Together, Kasdorf and Lando assist in a variety of cases. K-9s sniff out narcotics and bombs, hunt down suspects who have fled by foot, and locate missing bodies or people in need of rescue. Lando began his training when he was less than 1 year old; usually K-9s don’t start until 2 or 3, but he showed such great promise that he and Kasdorf started earlier. Their training is continuous.

“The K-9 unit provides many services to our own town and neighboring communities,” Buchholz said. “Mike and Lando have had many successful tracks of suspects or evidence, found illegal drugs, and this past summer, Lando located a missing child in River Rouge that quite possibly saved the boy’s life. Mike and Lando also participate in many community events. People really enjoy seeing Mike and Lando.

“The current Ford Explorer that Mike and Lando use was not scheduled to be replaced anytime soon, as we have older vehicles that need to be replaced first,” he added. “Their current vehicle is suffering some wear and tear, so this couldn’t have come at a better time. It is a huge win for the department and the city. It will provide more space for Mike and Lando.”
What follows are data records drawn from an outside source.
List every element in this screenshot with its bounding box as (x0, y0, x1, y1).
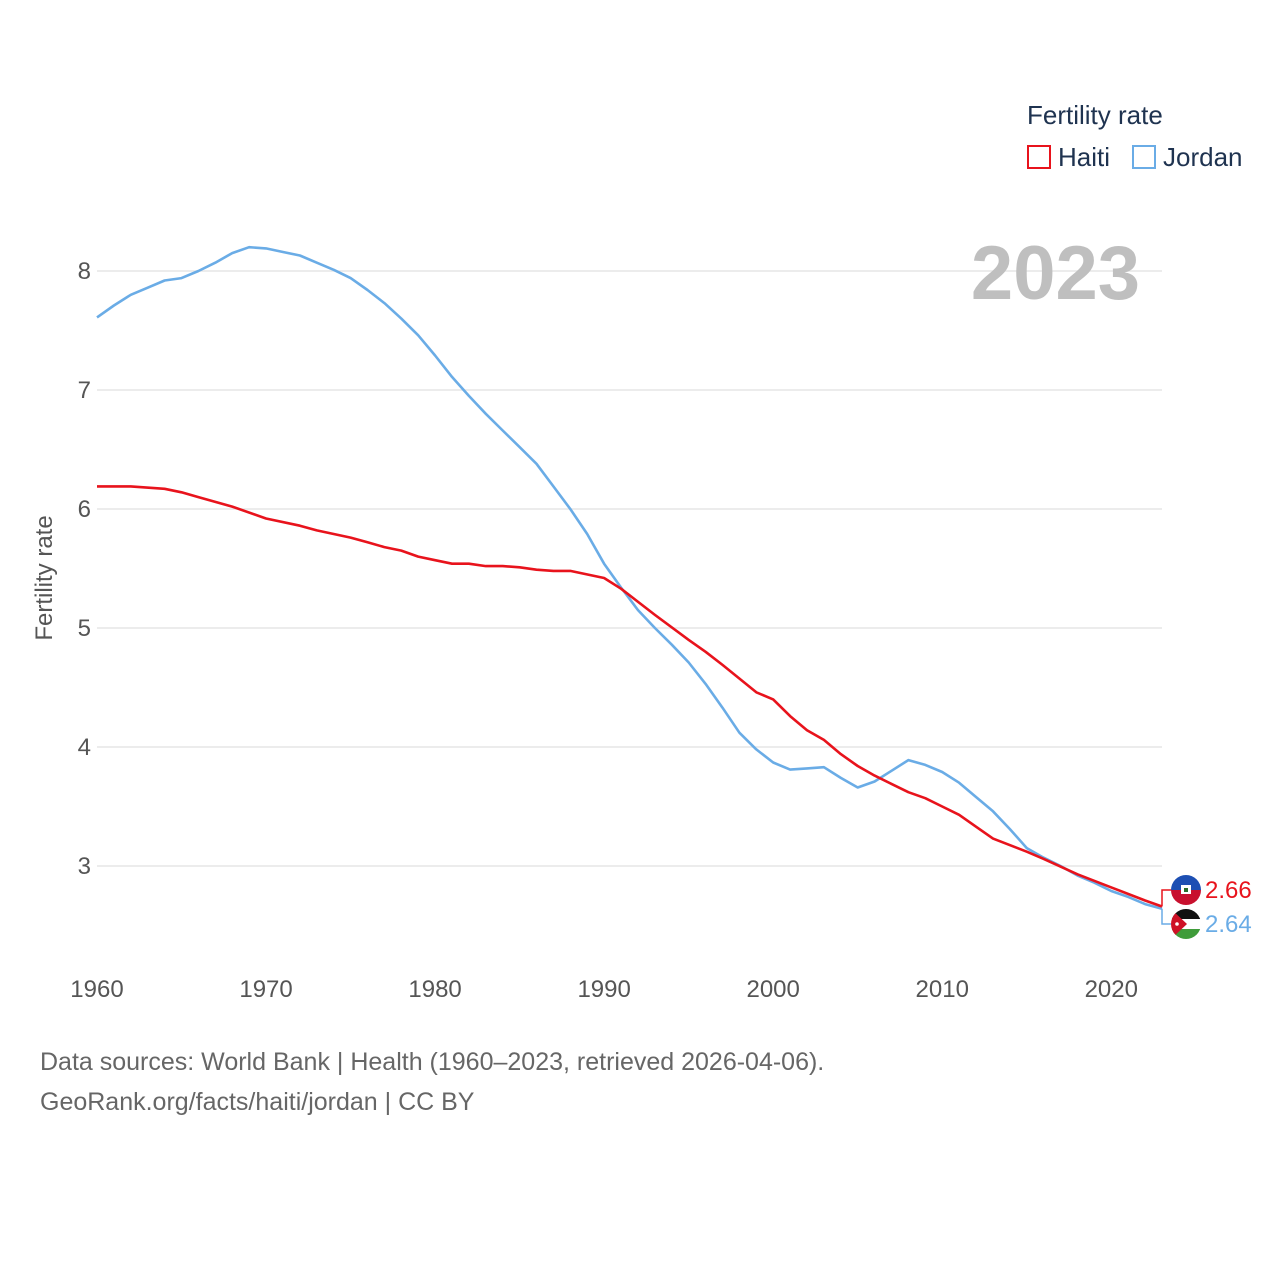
series-line-jordan (96, 245, 1163, 911)
jordan-end-value: 2.64 (1205, 911, 1252, 938)
x-tick-label: 2010 (916, 976, 969, 1003)
year-label: 2023 (971, 231, 1140, 316)
haiti-connector (1161, 889, 1171, 907)
x-tick-label: 1960 (70, 976, 123, 1003)
x-tick-label: 1990 (577, 976, 630, 1003)
y-tick-label: 8 (78, 258, 91, 285)
line-chart: 3 4 5 6 7 8 1960 1970 1980 1990 2000 2010 2020 Fert… (31, 100, 1252, 1003)
x-tick-label: 1980 (408, 976, 461, 1003)
legend-swatch-jordan (1132, 145, 1156, 169)
legend-label-haiti: Haiti (1058, 142, 1110, 172)
source-line-link: GeoRank.org/facts/haiti/jordan | CC BY (40, 1088, 475, 1116)
jordan-connector (1161, 908, 1171, 925)
legend-label-jordan: Jordan (1163, 142, 1243, 172)
series-line-haiti (97, 485, 1163, 908)
y-tick-label: 5 (78, 615, 91, 642)
haiti-flag-icon (1171, 875, 1201, 905)
x-tick-label: 1970 (239, 976, 292, 1003)
source-note: Data sources: World Bank | Health (1960–… (40, 1042, 824, 1122)
y-axis-ticks: 3 4 5 6 7 8 (78, 258, 91, 880)
haiti-end-value: 2.66 (1205, 877, 1252, 904)
legend-swatch-haiti (1027, 145, 1051, 169)
y-tick-label: 4 (78, 734, 91, 761)
y-tick-label: 6 (78, 496, 91, 523)
legend: Fertility rate Haiti Jordan (1027, 100, 1243, 172)
y-tick-label: 7 (78, 377, 91, 404)
x-axis-ticks: 1960 1970 1980 1990 2000 2010 2020 (70, 976, 1138, 1003)
source-line-data: Data sources: World Bank | Health (1960–… (40, 1048, 825, 1076)
y-tick-label: 3 (78, 853, 91, 880)
series-lines (96, 245, 1163, 911)
x-tick-label: 2000 (746, 976, 799, 1003)
end-markers: 2.66 2.64 (1161, 875, 1252, 939)
x-tick-label: 2020 (1085, 976, 1138, 1003)
grid-lines (97, 270, 1162, 867)
y-axis-label: Fertility rate (31, 515, 58, 640)
jordan-flag-icon (1171, 909, 1201, 939)
legend-title: Fertility rate (1027, 100, 1163, 130)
As for Vested Interest in K9s Inc., it’s a nonprofit based in East Taunton, Massachusetts, that aims to protect K-9s across the country with lifesaving bullet- and stab-proof vests. Each vest is valued between $1,800 and $2,200 with a warranty, backed by private and corporate donors.

“I cannot say enough how much the Police Department and the city of Hazel Park is thankful to Sandy Marcal and Vested Interest in K9s for being so generous with this huge gift,” Buchholz said. “They do so much for K-9s across the country.

“We are being told that we may expect delivery of the Tahoe in four months possibly, and it will be outfitted with the needs for Officer Kasdorf and Lando,” he added. “We are still learning all the steps in the process … to know when it will be ready to use for Mike and Lando.”

Kasdorf said he’s looking forward to the new ride.

“The vehicle will be brand new and more reliable, which will allow us to better serve Hazel Park and surrounding communities. The vehicle is bigger, so I’ll be able to carry more of (Lando’s) needed equipment with me. The vehicle will be equipped solely for K-9, so we’ll be better prepared, and it will have the latest safety equipment, which will make it safer for Lando and myself,” Kasdorf said. “We couldn’t have done this without Sharon Peters, Vested Interest in K9s, city employees and everyone that voted for us. It was a humbling experience, and I’d like to thank everyone who voted.”  

And in a surprise, an anonymous donor gifted a second SUV to the K-9 unit of the police department in Marysville, Michigan, which had the second-highest number of votes.